# Poudriere bulk builds sometimes take two attempts



## kjpetrie (Oct 24, 2019)

This morning three packages failed to build and another four were skipped. The failed packages were devel/icu, devel/pcre2 and www/py-requests-toolbelt. I ran poudriere bulk manually and the seven packages were all built on the second run. This is not the first time failed builds have been corrected by a second run.

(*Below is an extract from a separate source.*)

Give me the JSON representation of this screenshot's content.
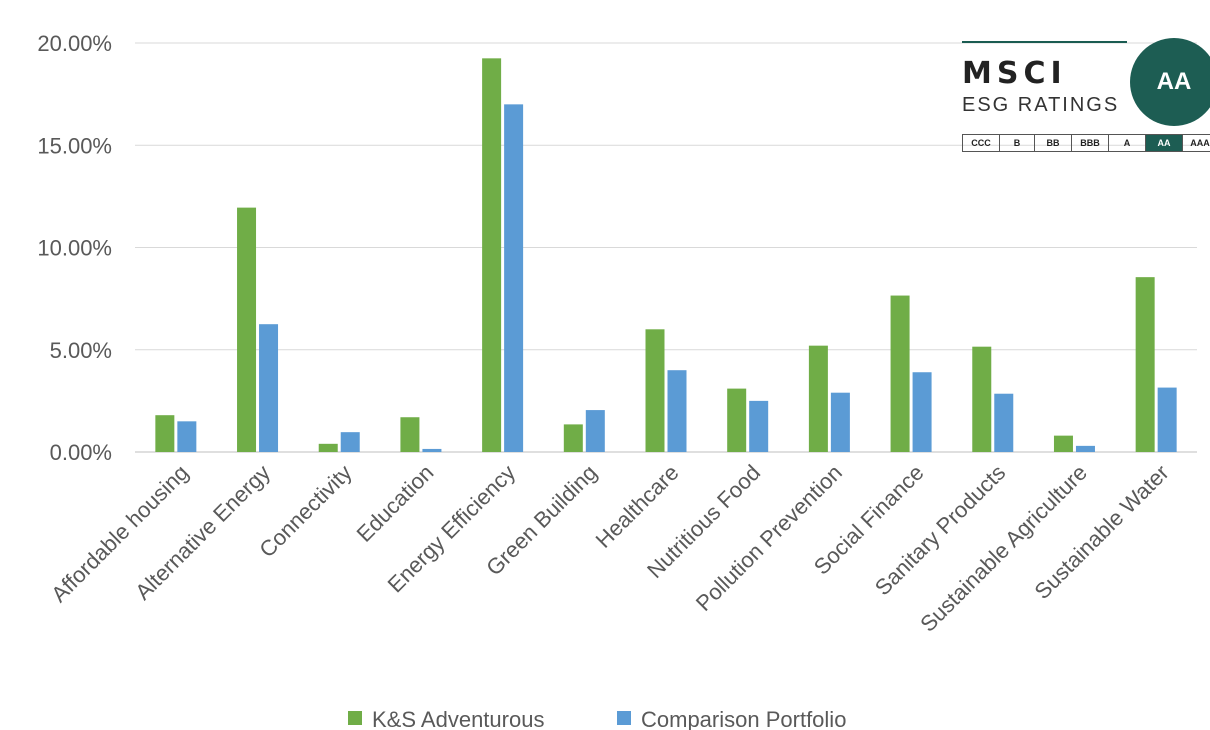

Would I be right in thinking this suggests poudriere had got the order for building these packages wrong and that this could reflect missing information on build requirements in the ports concerned?


----------



## SirDice (Oct 24, 2019)

Post the failing build logs so we can see why they failed. Please use something like misc/pastebinit as these logs are typically rather large.


----------



## kjpetrie (Oct 24, 2019)

icu-65.1,1.log
pcre2-10.33.log
py36-requests-toolbelt-0.8.0_1.log


----------



## shkhln (Oct 24, 2019)

> c++: error: unable to execute command: Killed
> …
> build of devel/icu | icu-65.1,1 ended at Thu Oct 24 10:01:13 BST 2019





> Child process pid=94630 terminated abnormally: Killed
> …
> build of www/py-requests-toolbelt | py36-requests-toolbelt-0.8.0_1 ended at Thu Oct 24 10:01:14 BST 2019



Not enough RAM?


----------



## kjpetrie (Oct 24, 2019)

This VM has over 4GB RAM, but with 8 processors building in parallel maybe that's not enough for every eventuality. It's possible, I suppose. The simultaneous failure of two builds could suggest a resource problem. It certainly suggests an external cause rather than a problem in the ports themselves, come to think of it.


----------